Professor Brown began with a mini-history of welfare economics. We then discussed two articles that take seriously attempts to measure feelings of happiness or unhappiness.
It’s not always obvious how to interpret these studies. For instance, Kahneman and Kruger have a preference for the surveys that measure experienced utility as opposed to those that measure remembered utility. But who is to say that the former give a more accurate account of what we care about than the latter do?
One nugget of evidence in their favor would be (and maybe is) that surveys of remembered utility vary pretty wildly. That suggests that, at least, we don’t have stable opinions about what makes life as a whole go well. And that would be odd if that is where we’re looking for what we really care about.
Here are my prejudices. I believe very strongly that people measure their happiness against what they expect out of life. So I’m all the way there with Blake and Jenn when they report that people who are desperately poor by our lights are actually pretty happy.
At the same time, I find it very hard to believe that life isn’t easier and, yes, happier, with all the modern conveniences that our wealth buys for us.
So I’m not surprised by both sets of results: those that report that there’s very little relationship between income and happiness as well as the ones that Deaton reports, according to which the wealthier are happier than the poor.
I suspect, though of course I can’t prove, that they’re measuring two different effects.
In any event, one thing that was certainly different was the survey question and the available answers. The survey that Kahneman and Kruger reported had three possible answers. The survey that Deaton used allowed eleven.

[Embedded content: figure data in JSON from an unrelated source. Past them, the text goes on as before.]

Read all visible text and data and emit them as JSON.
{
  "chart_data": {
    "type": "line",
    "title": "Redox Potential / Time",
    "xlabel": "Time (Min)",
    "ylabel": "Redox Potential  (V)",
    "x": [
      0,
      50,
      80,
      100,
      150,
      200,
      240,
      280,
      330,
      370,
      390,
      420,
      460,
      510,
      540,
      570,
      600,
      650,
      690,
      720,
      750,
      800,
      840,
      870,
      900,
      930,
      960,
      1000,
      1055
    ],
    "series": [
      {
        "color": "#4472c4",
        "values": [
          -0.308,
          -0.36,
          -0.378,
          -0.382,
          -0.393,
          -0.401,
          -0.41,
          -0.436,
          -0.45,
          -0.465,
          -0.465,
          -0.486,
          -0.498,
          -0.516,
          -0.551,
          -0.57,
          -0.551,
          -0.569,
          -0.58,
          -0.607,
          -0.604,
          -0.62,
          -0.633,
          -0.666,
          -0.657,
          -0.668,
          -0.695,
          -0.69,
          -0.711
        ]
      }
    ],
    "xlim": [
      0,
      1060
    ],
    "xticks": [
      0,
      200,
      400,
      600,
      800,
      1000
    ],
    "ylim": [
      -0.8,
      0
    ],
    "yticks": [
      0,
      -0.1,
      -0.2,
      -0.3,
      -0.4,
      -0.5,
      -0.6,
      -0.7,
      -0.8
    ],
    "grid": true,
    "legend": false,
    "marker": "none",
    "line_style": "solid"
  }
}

Those who say there is no relationship between income and wealth use the former surveys: they show that there isn’t a lot of change in the answers given by the members of a society even as it becomes more wealthy. But I would think that it would be very difficult to move the results from a three answer survey even if people were getting more happy. Conversely, I suspect that an eleven answer survey would be more sensitive.
I put a briskly written monograph called Happiness, Economics, and Public Policy on electronic reserve. Or, if you don’t want to bother checking into Sakai, just click on the title to get it yourself.
It’s written from a more libertarian perspective, and it is more focused on the political uses of happiness studies, than our other readings have been. I enjoyed it.
The article I referred to at the end, that I said confirmed Kari’s point, is: Kahneman, D., Krueger, A. B., Schkade, D., Schwarz, N., and Stone, A. A. (2006). “Would you be happier if you were richer? A focusing illusion.” Science, 312(5782):1908 – 1910.
Kari’s point was that people might report they are generally satisfied with their lives even if their moment-by-moment experiences aren’t so great if they aspire to accomplish difficult things.